Sch-Da · web-flow · commit 4a278b553a13 · 2025-10-20T13:59:44.000+02:00
Corrected typos and improved clarity in the tutorial.
diff --git a/topics/digital-humanities/tutorials/open-refine-tutorial/tutorial.md b/topics/digital-humanities/tutorials/open-refine-tutorial/tutorial.md
@@ -445,39 +445,40 @@ What can you see here? To follow along, we made all substeps of the task availab
 To answer our question of which year most elements in the museum derive from, we first cut the column of production time from the table.
 You can see this in the file `Cut on Data (Number)`.
 From this, we filter only the dates that derive from specific years, not year ranges. (See `Filter Tabular on Data (Number)`.) 
-You can click on the arrow in a cirlce button of this dataset (`Run job again`) to see what exact input was used to exclude year ranges.
+You can click on the arrow in the circle button of this dataset (`Run job again`) to see what exact input was used to exclude year ranges.
 Regular expressions help clean remaining inconsistencies in the dataset. (Dataset: `Column Regex Find And Replace on Data (Number)`)
-Sorting the production date in descending order, as done in dataset `Sort on data (lowest Number)`, reveals that one faulty dataset, which is supposed to have been created in 2041, is part of the table. 
+Sorting the production date in descending order, as done in the dataset `Sort on data (lowest Number)`, reveals that one faulty dataset, which is supposed to have been created in 2041, is part of the table. 
 We remove it in the next step with the tool `Remove beginning`.
 
 The tool **Datamash** allows for summarising how many elements arrived at the museum in each year.  (Dataset: `Datamash on data (Number)`.)

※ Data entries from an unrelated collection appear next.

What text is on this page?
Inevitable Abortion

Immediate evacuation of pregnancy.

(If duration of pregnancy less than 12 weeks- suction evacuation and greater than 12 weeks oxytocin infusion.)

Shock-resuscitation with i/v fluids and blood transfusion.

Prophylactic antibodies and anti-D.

 After we apply this tool, the dataset is no longer 7738 lines long, but only 259. 
-This is because the amount of times, each year appeared in the table was summed up in a second column.
-Sorting in ascending order (`Sort on data (Number)`) shows a chronological dataset with the earliest enties in the beginning and the most recent entries at the end of the table.
-This, we can easily visualise in a (particularly crowded) bar chart directly within Galaxy. (`Bar chart on data (Number)`)
-But this is not the most optimal view to show us, what year most objects derive from.
+This is because the number of times each year appeared in the table was summed up in a second column.
+Sorting in ascending order (`Sort on data (Number)`) shows a chronological dataset with the earliest entries in the beginning and the most recent entries at the end of the table.
+ We can easily visualise this in a (particularly crowded) bar chart directly within Galaxy. (`Bar chart on data (Number)`)
+But this is not the most optimal view to show us which year most objects derive from.
 
 To determine from which year most objects originate, we use another sorting order (`Sort on Data (highest number)`). 
 
 > <question-title></question-title>
 >
-> 1. From what year does the museum have most objects?
+> 1. From what year does the museum have the most objects?
 >
 > > <solution-title></solution-title>
 > >
-> > 1. The dataset `Sort on data (highest number)` shows the amount of objexts by year, sorted from most to least. 288 items are noted for the year 1969 in the first row. This is the year from which the museum has most (clearly datable) objects.
+> > 1. The dataset `Sort on data (highest number)` shows the number of objects by year, sorted from most to least. 288 items are noted for the year 1969 in the first row. This is the year from which the museum has the most (clearly datable) objects.
 > >
 > {: .solution}
 {: .question}
 
 The next four steps parse this year as a conditional statement step by step. (`Select first on data (Number)`, `Cut on data (Number)`, `Parse parameter value on data (Number)` and `Compose text parameter value`.)  
 This means, even if you upload another dataset, the highest number is always selected and taken as an input for the next steps.
 
-Based on this input, which is determined by the year with the highest input, ` Search in textfiles on data (Number)` now searches for object descriptions from the 288 objects of the most prominent year.
-
-From all object descriptions from that year, we create a word cloud of the object descriptions by using the offered stop word list.
-This helps us quickly determine, what kinds of objects the museum has from this popular year.
-The dataset `Word cloud image` shows that most objects from the museum are negatives from Davis Mist, a famous Australian photographer, which he created that year and donated to the museum.
+Based on this input, which is determined by the year with the highest input, `Search in textfiles on data (Number)` searches for object descriptions from the 288 objects of the most prominent year. 
+The table is very rich in information, but not that easy to digest.
+To make the table more accessible, we create a word cloud of the object descriptions with the offered stop word list.
+If you click on the stop word list we provided, you see what "fill words" are excluded from the word cloud. In essence, only words conveying meaning remain.
+This helps us quickly determine what kinds of objects the museum has from this popular year.
+The dataset `Word cloud image` shows that most objects from the museum are negatives from Davis Mist, a famous Australian photographer, who created them that year and donated them to the museum.
 
 ![Word cloud of objects' descriptions](images/display_1969.png)